Netanyahu is far less concerned about what the US leadership thinks about current actions than he is about hard right elements pushing for more aggresive action in Gaza, official support for resettlement in the occupied West Bank, and taking the fight to Hezbollah in Lebanon. Nor is Biden going to “threaten to withdraw [US] protection” for Israel in the face of potential Iranian hostilities; to do so would be political suicide and the loss of campaign money, plus Joe Biden has been an advocate for Israel throughout his entire political career. It took a massive amount of pressure *and Israeli attacks on an independent aid convoy *for Biden to just render vague warnings about the massive civilian casualties and deliberate famine in Gaza, and he certainly isn’t going to go out of his way to restrain Israel with regard to Iran.
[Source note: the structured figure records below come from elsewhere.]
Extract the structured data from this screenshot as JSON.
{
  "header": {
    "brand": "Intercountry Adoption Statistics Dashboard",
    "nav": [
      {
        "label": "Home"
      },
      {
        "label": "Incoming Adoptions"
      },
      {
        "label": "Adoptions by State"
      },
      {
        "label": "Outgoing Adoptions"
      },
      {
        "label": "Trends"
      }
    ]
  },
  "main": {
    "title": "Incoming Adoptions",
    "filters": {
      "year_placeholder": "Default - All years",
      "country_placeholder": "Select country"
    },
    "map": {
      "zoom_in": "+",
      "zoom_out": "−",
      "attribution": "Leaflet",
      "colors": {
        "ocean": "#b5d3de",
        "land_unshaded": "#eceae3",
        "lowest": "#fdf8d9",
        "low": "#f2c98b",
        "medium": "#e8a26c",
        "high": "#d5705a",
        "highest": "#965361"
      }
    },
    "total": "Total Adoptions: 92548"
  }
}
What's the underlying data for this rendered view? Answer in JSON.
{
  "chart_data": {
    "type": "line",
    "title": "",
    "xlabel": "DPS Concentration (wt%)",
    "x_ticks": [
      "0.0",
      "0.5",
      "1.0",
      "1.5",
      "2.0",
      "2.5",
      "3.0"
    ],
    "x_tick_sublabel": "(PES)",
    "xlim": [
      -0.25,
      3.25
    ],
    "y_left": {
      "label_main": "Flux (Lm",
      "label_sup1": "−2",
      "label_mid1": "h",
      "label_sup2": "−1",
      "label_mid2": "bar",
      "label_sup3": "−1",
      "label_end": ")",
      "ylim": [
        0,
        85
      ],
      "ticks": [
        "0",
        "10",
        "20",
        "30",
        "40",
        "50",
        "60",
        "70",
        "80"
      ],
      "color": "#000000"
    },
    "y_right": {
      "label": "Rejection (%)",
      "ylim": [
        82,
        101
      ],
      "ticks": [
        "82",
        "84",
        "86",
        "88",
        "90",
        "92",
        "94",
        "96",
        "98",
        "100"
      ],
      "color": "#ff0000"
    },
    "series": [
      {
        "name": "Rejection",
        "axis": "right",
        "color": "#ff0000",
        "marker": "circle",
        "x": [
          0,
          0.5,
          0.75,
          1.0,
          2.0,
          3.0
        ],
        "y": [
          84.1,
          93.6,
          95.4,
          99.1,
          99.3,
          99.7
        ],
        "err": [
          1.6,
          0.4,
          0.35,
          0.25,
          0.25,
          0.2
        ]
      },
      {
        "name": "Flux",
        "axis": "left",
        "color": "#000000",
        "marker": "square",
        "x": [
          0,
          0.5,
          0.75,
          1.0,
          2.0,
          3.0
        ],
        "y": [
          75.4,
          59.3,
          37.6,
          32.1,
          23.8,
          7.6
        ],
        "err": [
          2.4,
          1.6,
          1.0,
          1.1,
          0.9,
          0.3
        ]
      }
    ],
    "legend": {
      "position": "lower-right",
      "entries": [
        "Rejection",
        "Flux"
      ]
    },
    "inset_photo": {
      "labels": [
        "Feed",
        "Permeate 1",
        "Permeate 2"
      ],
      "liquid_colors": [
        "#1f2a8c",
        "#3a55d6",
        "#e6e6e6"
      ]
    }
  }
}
You might be right that Biden won’t use it, but the leverage is obviously there. This was a massively good thing the US (and allies) did for Israel, and I suspect most Israelis know it.
No, it isn’t ‘obviously there’, and in fact it has been made pretty clear that Netanyahu is going to do whatever the conservative elements want him to do regardless of US or other international opinion.
Netanyahu has already given in several times. If it weren’t for Biden, Gaza would be in even worse shape. Netanyahu is terrible, but he’s also weak and hanging by a thread.
I never really understood the conflict between Iran and Israel. They don’t share a border, they don’t have any disputed territory, the Persians are a completely different culture than the Levantine Arabs, and their religion is Shia Islam, unlike the Palestinians. Why are these two countries interfering with each other at all? There’s no resource or land that’s contested between the two of them. What’s the point?
It is in the interest of regimes like Iran to tell their people that all their problems stem from “that guy over there.” Then, the populace doesn’t blame their government for shitty conditions, it is someone else’s fault. That fault is laid on Israel and the US. If only those guys were gone we’d have paradise.
To be fair, politicians in the US do this too. All your problems are the result of that other guy (immigrants, Jews, Asians, African-Americans…take your pick).
Solving problems is hard. Blaming others for your problems is easy.
Hamas alone has already overwhelmed Iron Dome with rocket attacks.
Drone swarms are the emerging weapon of the near future. Consider the fact that in a real attack most of the drones can be cheap decoy duds. The Iron Dome has to fire very expensive rounds at all of them.